Violence against healthcare workers in Mali doubled in 2022: Report

At least 26 health workers in Mali were kidnapped in 11 incidents while travelling to or from work

By Madhumita Paul
Published: Wednesday 07 June 2023
Representative photo: iStock.

Violence against healthcare workers in Mali more than doubled in 2022 as compared to 2021, a new report has pointed out. The document identified 46 incidents of violence against healthcare workers or obstruction of healthcare in the country in 2022 — an increase from 20 in 2021.

Ignoring Red Lines: Violence Against Health Care in Conflict 2022 report was published by Safeguarding Health in Conflict Coalition (SHCC), a group of international non-profits working towards protecting health workers, services and infrastructure. It documented 1,989 attacks and threats against healthcare facilities and personnel across 32 countries and territories which are reeling under armed conflict and political instability throughout 2022.

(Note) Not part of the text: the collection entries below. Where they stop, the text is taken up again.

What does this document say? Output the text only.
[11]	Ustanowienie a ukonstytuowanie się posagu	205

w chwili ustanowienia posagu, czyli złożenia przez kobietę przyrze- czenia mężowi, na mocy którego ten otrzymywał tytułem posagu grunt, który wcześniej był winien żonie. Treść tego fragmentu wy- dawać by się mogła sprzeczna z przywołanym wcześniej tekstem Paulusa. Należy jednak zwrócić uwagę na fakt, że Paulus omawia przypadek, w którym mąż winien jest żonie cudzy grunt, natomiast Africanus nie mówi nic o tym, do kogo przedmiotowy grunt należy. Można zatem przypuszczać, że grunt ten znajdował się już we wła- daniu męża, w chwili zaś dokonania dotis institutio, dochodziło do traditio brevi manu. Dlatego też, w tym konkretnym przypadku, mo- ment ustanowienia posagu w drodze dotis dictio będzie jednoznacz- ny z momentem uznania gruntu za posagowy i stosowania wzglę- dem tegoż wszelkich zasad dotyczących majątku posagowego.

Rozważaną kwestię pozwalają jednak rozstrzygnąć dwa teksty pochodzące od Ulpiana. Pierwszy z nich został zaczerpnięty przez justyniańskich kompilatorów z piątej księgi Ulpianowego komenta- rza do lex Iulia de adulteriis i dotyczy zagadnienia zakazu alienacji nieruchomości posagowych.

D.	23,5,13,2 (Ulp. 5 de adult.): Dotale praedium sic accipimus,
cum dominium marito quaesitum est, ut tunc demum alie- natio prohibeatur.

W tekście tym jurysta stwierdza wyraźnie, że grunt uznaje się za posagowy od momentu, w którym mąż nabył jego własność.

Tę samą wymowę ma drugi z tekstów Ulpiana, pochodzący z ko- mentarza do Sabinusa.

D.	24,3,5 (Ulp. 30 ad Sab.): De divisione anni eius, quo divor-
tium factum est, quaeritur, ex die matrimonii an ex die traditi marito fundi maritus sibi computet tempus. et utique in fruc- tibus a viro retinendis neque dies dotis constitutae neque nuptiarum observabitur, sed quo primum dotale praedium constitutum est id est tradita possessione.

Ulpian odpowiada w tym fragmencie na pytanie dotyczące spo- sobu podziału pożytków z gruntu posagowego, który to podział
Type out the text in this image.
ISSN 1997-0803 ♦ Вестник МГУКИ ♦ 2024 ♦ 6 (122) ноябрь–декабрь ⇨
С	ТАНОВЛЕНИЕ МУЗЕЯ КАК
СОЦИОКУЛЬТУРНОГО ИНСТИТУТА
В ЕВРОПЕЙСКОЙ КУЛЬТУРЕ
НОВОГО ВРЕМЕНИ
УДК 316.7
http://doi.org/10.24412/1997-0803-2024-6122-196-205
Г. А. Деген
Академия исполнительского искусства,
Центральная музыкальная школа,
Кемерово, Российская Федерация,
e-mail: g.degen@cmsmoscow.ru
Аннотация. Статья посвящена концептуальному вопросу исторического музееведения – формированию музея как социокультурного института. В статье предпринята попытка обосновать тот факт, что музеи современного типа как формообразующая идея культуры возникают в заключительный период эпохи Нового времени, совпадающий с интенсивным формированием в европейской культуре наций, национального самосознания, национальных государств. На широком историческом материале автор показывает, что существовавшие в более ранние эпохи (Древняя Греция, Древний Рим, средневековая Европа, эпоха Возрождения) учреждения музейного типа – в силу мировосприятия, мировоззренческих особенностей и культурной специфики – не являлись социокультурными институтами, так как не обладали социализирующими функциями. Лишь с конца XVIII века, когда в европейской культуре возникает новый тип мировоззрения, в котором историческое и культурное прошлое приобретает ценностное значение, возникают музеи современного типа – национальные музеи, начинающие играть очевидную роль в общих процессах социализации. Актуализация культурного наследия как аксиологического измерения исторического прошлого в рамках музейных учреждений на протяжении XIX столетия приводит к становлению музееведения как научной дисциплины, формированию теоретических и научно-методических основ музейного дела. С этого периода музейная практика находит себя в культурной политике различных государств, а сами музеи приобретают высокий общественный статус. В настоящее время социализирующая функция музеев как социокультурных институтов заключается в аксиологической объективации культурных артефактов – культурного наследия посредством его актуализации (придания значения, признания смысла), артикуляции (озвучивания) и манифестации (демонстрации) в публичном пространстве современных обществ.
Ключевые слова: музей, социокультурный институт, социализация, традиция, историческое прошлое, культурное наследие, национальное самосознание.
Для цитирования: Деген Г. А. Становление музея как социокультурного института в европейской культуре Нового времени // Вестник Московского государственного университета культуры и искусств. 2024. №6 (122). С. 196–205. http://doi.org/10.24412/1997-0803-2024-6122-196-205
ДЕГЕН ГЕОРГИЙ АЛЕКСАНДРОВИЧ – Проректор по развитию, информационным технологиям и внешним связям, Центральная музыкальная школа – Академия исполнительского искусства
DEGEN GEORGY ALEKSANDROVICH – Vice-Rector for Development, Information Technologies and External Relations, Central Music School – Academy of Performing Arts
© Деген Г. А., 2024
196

Among 32 countries and territories, 15 countries — Burkina Faso, Cameroon, Central African Republic, Democratic Republic of Congo, Ethiopia, Kenya, Libya, Mali, Morocco, Mozambique, Niger, Nigeria, Somalia, South Sudan and Sudan — were from Africa.

Over half of the total attacks were reported in just two countries, Ukraine and Myanmar, the report stated.

“Over the last year, we identified a 45 per cent increase in reported incidents of violence against or obstruction of health care in conflict zones as compared to 2021,” said Christina Wille, director of Insecurity Insight. Wille led the data collection and analysis for the report.

Reported violence against or obstruction of health care decreased in the Central African Republic, Ethiopia and Syria in 2022 compared to 2021. However, cases in some countries in West and Central Africa, including Burkina Faso, Cameroon and Mali, have been increasing, the report noted.

At least 26 health workers in Mali were kidnapped in 11 incidents while travelling to or from work, to a non-profit base, or to remote areas to provide health care services. Over 75 per cent of health worker kidnappings occurred in the Mopti region, according to the report.

Vital medicine supplies and equipment were looted from health centres and pharmacies. Lootings were frequent in the Gao region, as was the case in 2021. Such cases were also reported from Mopti, Sikasso and Tombouctou. Armed groups stole health supplies from service fighters and communities in areas with limited health services. At least eight ambulances or ambulance motorcycles were stolen in 2022, a similar number as in 2021.

In 2022, a fifth of health centres in the northern and central regions of Mali were not functioning, while the remaining fourth-fifths were only partially functioning due to insecurity and lack of staff, according to the European Commission.

Violence against health workers led an international non-profit to suspend planned activities, including research and health surveys identifying disease prevalence. Difficulties in conducting research reduce the capacity to design effective public health policies addressing the needs of the country’s population.

The report issued a series of recommendations to the United Nations (UN) Security Council, the International Criminal Court, the UN Secretary-General, legislators of UN member states, the World Health Organization, as well as medical, nursing and public health organizations.